Cloudlinux Hosting Account Limits (Our Limits on our servers)
Typical Hosting Account
- SPEED=200% - 2 Cores
- PMEM=2GB
- VMEM=0
- IO=4MB/s
- IOPS=2048
- NPROC=100
- EP=50
High-End Hosting Account
- SPEED=200% - 3 Cores
- PMEM=3GB
- VMEM=0
- IO=4MB/s
- IOPS=2048
- NPROC=100
- EP=40
Cloudlinux's Recommended Limits
Below you can find recommendations for your typical shared hosting setup. The recommendations don't depend on the power of your server. They only depend on how "fast" you want your hosting accounts to be.
Typical Hosting Account
- SPEED=100%
- PMEM=512MB
- VMEM=0
- IO=1024KB/s
- IOPS=1024
- NPROC=100
- EP=20
High End Hosting Account
- SPEED=200%
- PMEM=1GB
- VMEM=0
- IO=4096KB/s
- IOPS=1024
- NPROC=100
- EP=40
Understanding limits
LVE is a kernel-level technology developed by the CloudLinux team. The technology has common roots with container-based virtualization and uses cgroups in its latest incarnation. It is lightweight and transparent. The goal of LVE is to make sure that no single web site can bring down your web server.
Today, a single site can consume all CPU, IO, Memory resources or Apache processes - and bring the server to a halt. LVE prevents that. It is done via collaboration of Apache module, PAM module, and kernel.
mod_hostinglimits is Apache module that:
- detects VirtualHost from which the request came;
- detects if it was meant for CGI or PHP script;
- puts Apache process used to serve that request into LVE for the user-determined via SuexecUserGroup directive for that virtual host;
- lets Apache serve the request;
- removes Apache process from user's LVE.
The kernel makes sure that all LVEs get a fair share of the server's resources, and that no customer can use more than the limits set for that customer. Today we can limit CPU, Memory (virtual and physical), IO, number of processes as well as the number of entry processes (concurrent connections to apache).
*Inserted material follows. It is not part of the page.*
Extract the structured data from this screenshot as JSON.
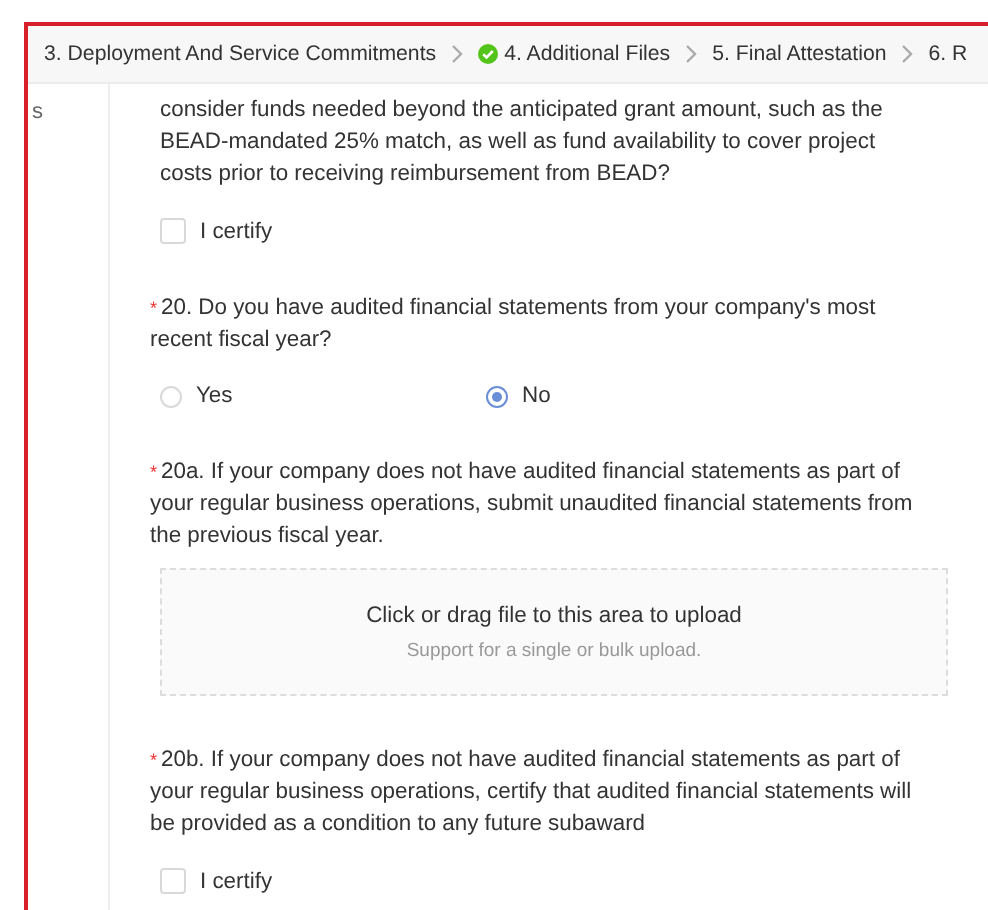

Each LVE limits the amount of entry processes (Apache processes entering into LVE) to prevent a single site exhausting all Apache processes. If the limit is reached, then mod_hostinglimits will not be able to place Apache process into LVE, and will return error code 508. This way very heavy sites would slow down and start returning 508 errors, without affecting other users.
- If the site is limited by CPU or IO, then the site will start responding slower.
- If the site is limited by memory or number of processes limits, then the user will receive 500 or 503 errors that the server cannot execute the script.